Contrôler par la peur

Par la peur, les pressions, les ordres, les contre-ordres, les attentes, les demandes irréalisables, les menaces parfois, elles contribuent au découragement de nombreux migrant⋅es et à leur auto-clandestinité qui servira le monde des patrons négriers. Ce sont les mêmes méthodes avec Pôle Emploi vers l’auto-exclusion des chômeurs et chômeuses, ou celles de l’Éducation nationale avec Parcoursup menant vers une sélection plus accrue des jeunes.
L’État a ainsi renforcé un moyen de contrôle des populations en mettant son personnel au service de son idéologie (certains sont vraiment racistes, d’autres essaient de résister : on a connu les deux avec Madama). La plupart de ces fonctionnaires des services de l’immigration n’étant pas plus, pas moins racistes que le reste des français, faisant juste leur travail par habitude. La taylorisation de ces tâches, renforcée par la technologie qui permet la dématérialisation et la déshumanisation aliènent complètement ces fonctionnaires, facilitant la mise en place par l’État de son idéologie.
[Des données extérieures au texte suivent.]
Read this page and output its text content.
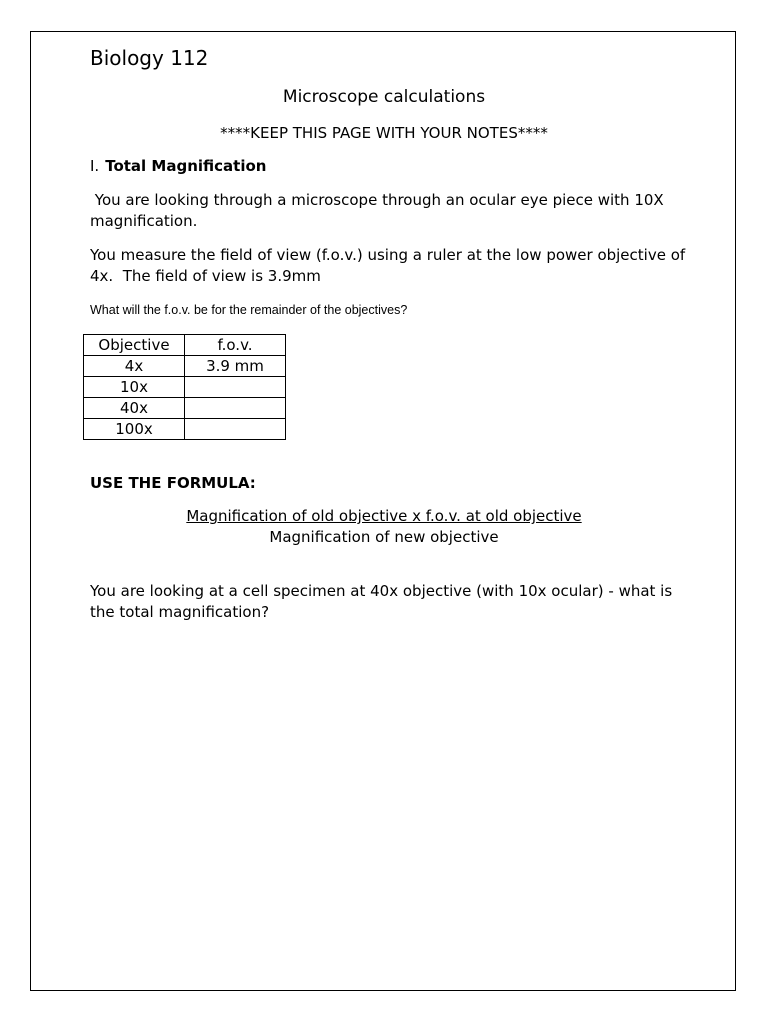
Biology 112
Microscope calculations
****KEEP THIS PAGE WITH YOUR NOTES****
I. Total Magnification
You are looking through a microscope through an ocular eye piece with 10X magnification.
You measure the field of view (f.o.v.) using a ruler at the low power objective of 4x.  The field of view is 3.9mm
What will the f.o.v. be for the remainder of the objectives?
Objective	f.o.v.
4x	3.9 mm
10x	
40x	
100x	
USE THE FORMULA:
Magnification of old objective x f.o.v. at old objective
Magnification of new objective
You are looking at a cell specimen at 40x objective (with 10x ocular) - what is the total magnification?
Et puis si la soumission et le contrôle par cette violence sont insuffisants, il reste à l’État la possibilité de réprimer. C’est ce que nous vivons, parce que nous avons fait preuve de solidarité et, grâce aux nombreux soutiens mobilisés au-delà du département. C’est de trop pour la police notamment qui poursuit à deux reprises Éric pour outrage. Les deux fois dans des contextes particuliers  : la première lors de la délivrance de l’OQTF, où la préfecture nous était interdite par des flics en service dont certains provocateurs avec en évidence un bandeau Alliance autour du cou. La deuxième, lors de la garde à vue de Madama et sa mise au dépôt en centre de rétention d’une manière pour nous très brutale. Enfin, lors d’un rassemblement pour les intermittents où nous avons été les seuls à avoir été verbalisés malgré les promesses de la police de ne pas le faire.

Donc la lutte continue toujours pour Madama, mais aussi contre la répression de sa famille d’accueil, et, d’une manière plus générale, contre les abus et l’inhumanité des politiques migratoires.